Éditions

code EAN :
9782351220788


Parution : 09/06/2011
format 13x20
240 pages
18 euros

Traversée de la conscience

Eric Coulon

C’est une journée qui pourrait-être ordinaire. Et pourtant, dans ce petit appartement, à partir d’interrogations sur une mystérieuse femme aimée, des évènements étranges vont faire irruption et, se succédant, esquisser les contours des vérités profondes qui se cachent derrière la façade banale de notre quotidien.
Les mystères de forces inconnues qui nous entourent et nous habitent s’offrent à la réflexion du narrateur. Des évocations saisissantes le traversent, lui laissant entrevoir l’accès à un savoir universel qu’il découvre à sa portée. Une aventure intérieure hors du commun s'amorce...
«Insondable réseau, irrésistible tourbillon de destins, de fluctuations et d’influences. Empire des innombrables, invisibles et subtiles présences. Ici et là, à l’instant, partout: pressions, vibrations, respirations, énergies, intensités, flux et reflux d’informations et de matières.»

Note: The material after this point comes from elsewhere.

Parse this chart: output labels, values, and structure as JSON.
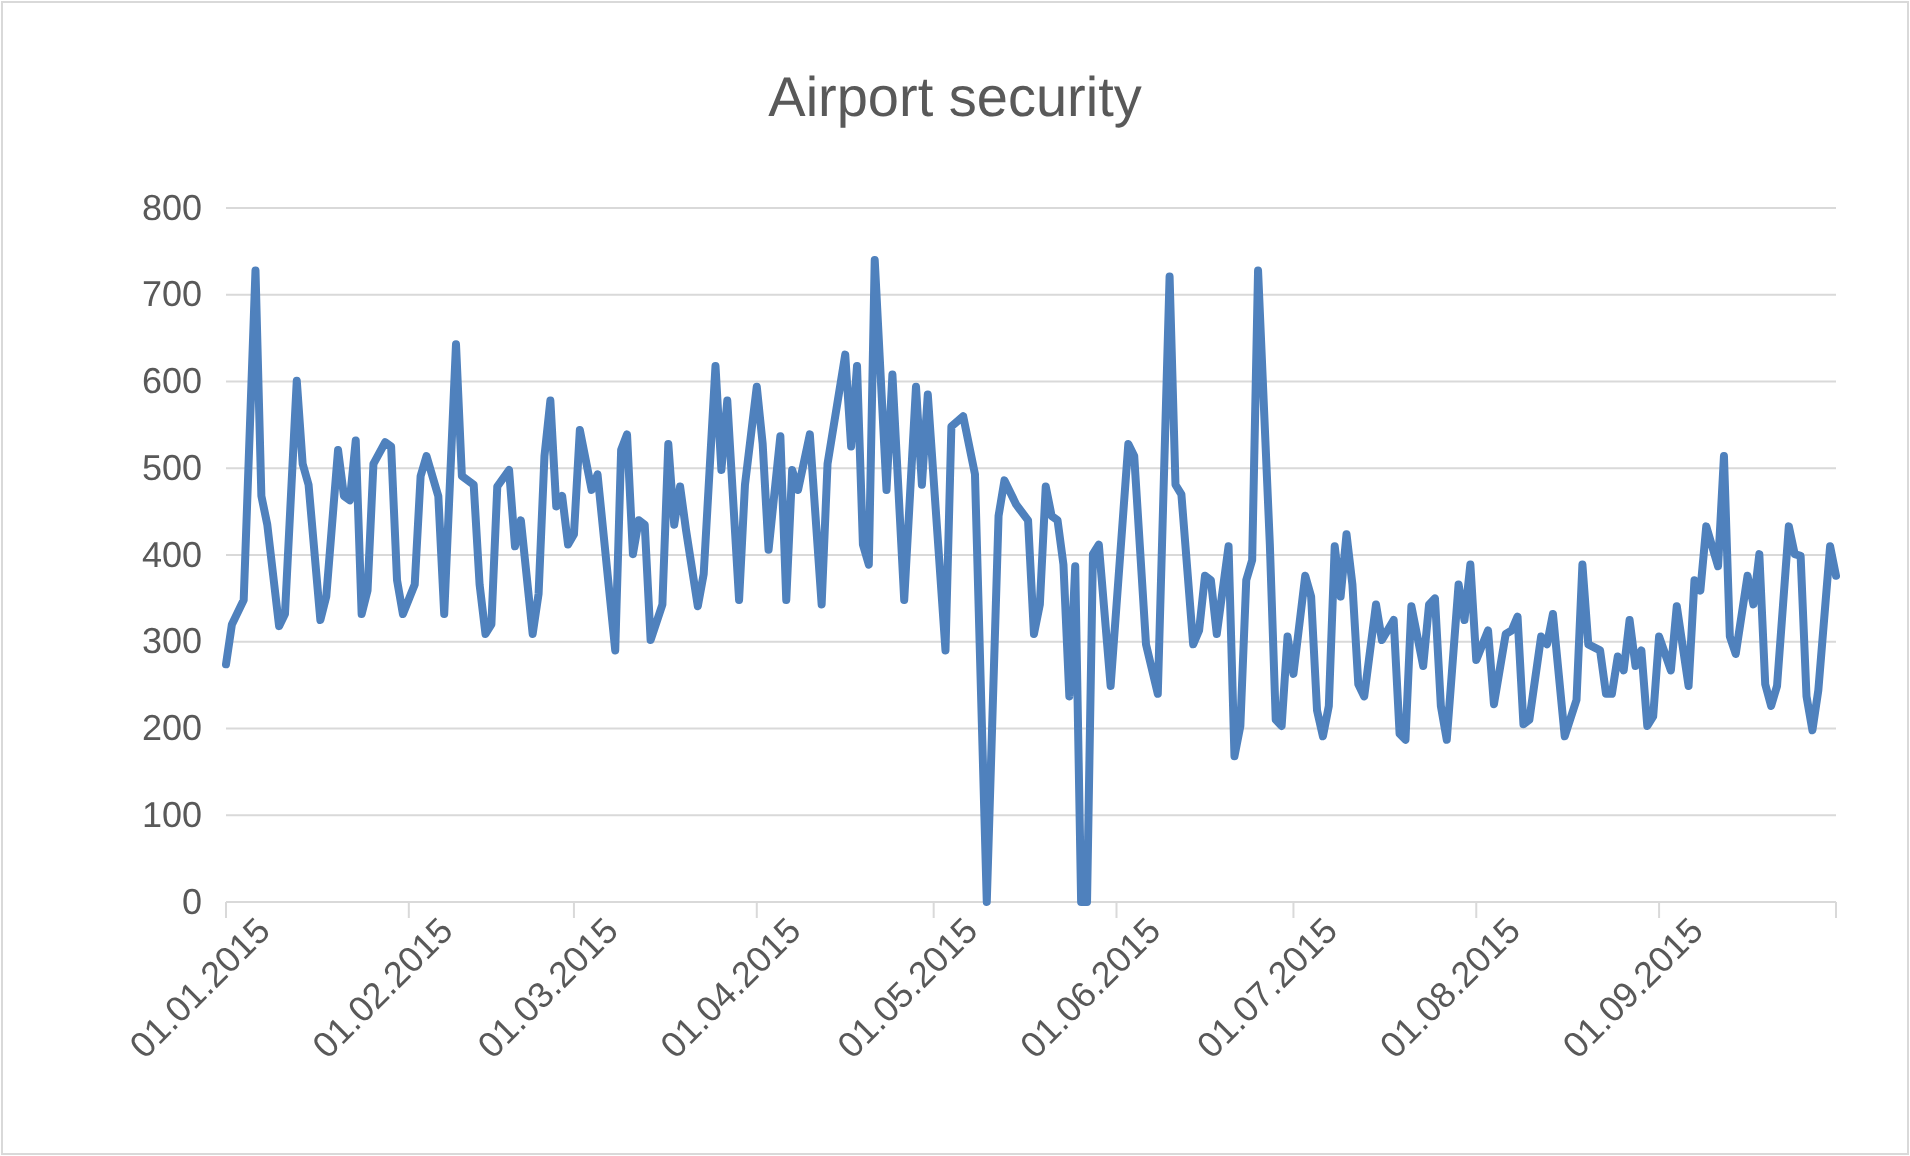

Éric Coulon est philosophe et directeur de l'Agence E.R.G.C. / Culture & Transmission. Cofondateur de la revue Trans-Humance, il est l'auteur de l’essai Le Dévoiement du christianisme, aux éditions Sulliver, d’un ouvrage sur la pensée de Raymond Abellio, et le fondateur-organisateur des Rencontres de Seix (autour de l’œuvre et de la pensée d’Abellio).

Extrait :

Rien à espérer d’une telle journée, tout pourtant à attendre d’elle. Faire en sorte d’être disponible à l’advenir. Une journée apparemment sans horizon déterminé, sans but apparent ni explicite. Une journée où je vais perdre du temps afin de me retrouver dans la durée et dans son suspens.
J’ai conscience que «ma» journée est à peine entamée, ce qui me réjouit. Je reste assis au bord du lit, le regard fixé sur un papillon de nuit couleur cendre venu il y a deux soirs se poser sur le mur qui me fait face, au-dessus de mon bureau, et qui depuis n’a plus bougé. Je le regarde avec insistance et en viens à me dire que je ne l’envie pas, lui qui est tout entier confondu avec cette silencieuse et équanime immobilité ancrée dans le non-temps, lui qui se trouve tout entier fondu dans la profondeur larvaire d’avant le temps. Je sais que demain matin il ne sera plus là, qu’il aura disparu, non seulement du mur mais du monde visible. L’âme légère du papillon. Je le regarde sans le contempler, toujours cependant avec une certaine curiosité, quand, tout à coup, le mur qui le porte disparaît littéralement derrière une nuée dense et opaque d’indéchiffrables présences entremêlées, réalités indistinctes mais qui pourtant, chacune dans leur unité et leur unicité, demeurent parfaitement déterminées. Il m’est impossible de les définir bien que leur nature commune me soit immédiatement et mystérieusement révélée. Infernale apparition surgie de nulle part.
Cette irruption brusque dans mon champ de vision de ce que je sais maintenant être, par une soudaine et irrationnelle infusion de savoir, l’infinité condensée des possibles, se répand autour de moi, telle l’invasion irrésistible d’une horde compacte et frémissante, fascinante et repoussante, sauvage et indisciplinée d’occultes entités. Je suis assailli par cette trouble et troublante substance inorganique dont la densité ne cesse de croître. Elle m’enveloppe à présent tout entier puis pénètre et se répand lentement en moi, finissant par créer un nuage opaque dans mon esprit. Une angoisse diffuse que je ne peux maîtriser me saisit. Je n’ai aucune prise sur elle. Je ne peux plus me raccrocher à rien. Je suis à la merci de cette immense vague de chaos qui submerge chaque parcelle de mon être.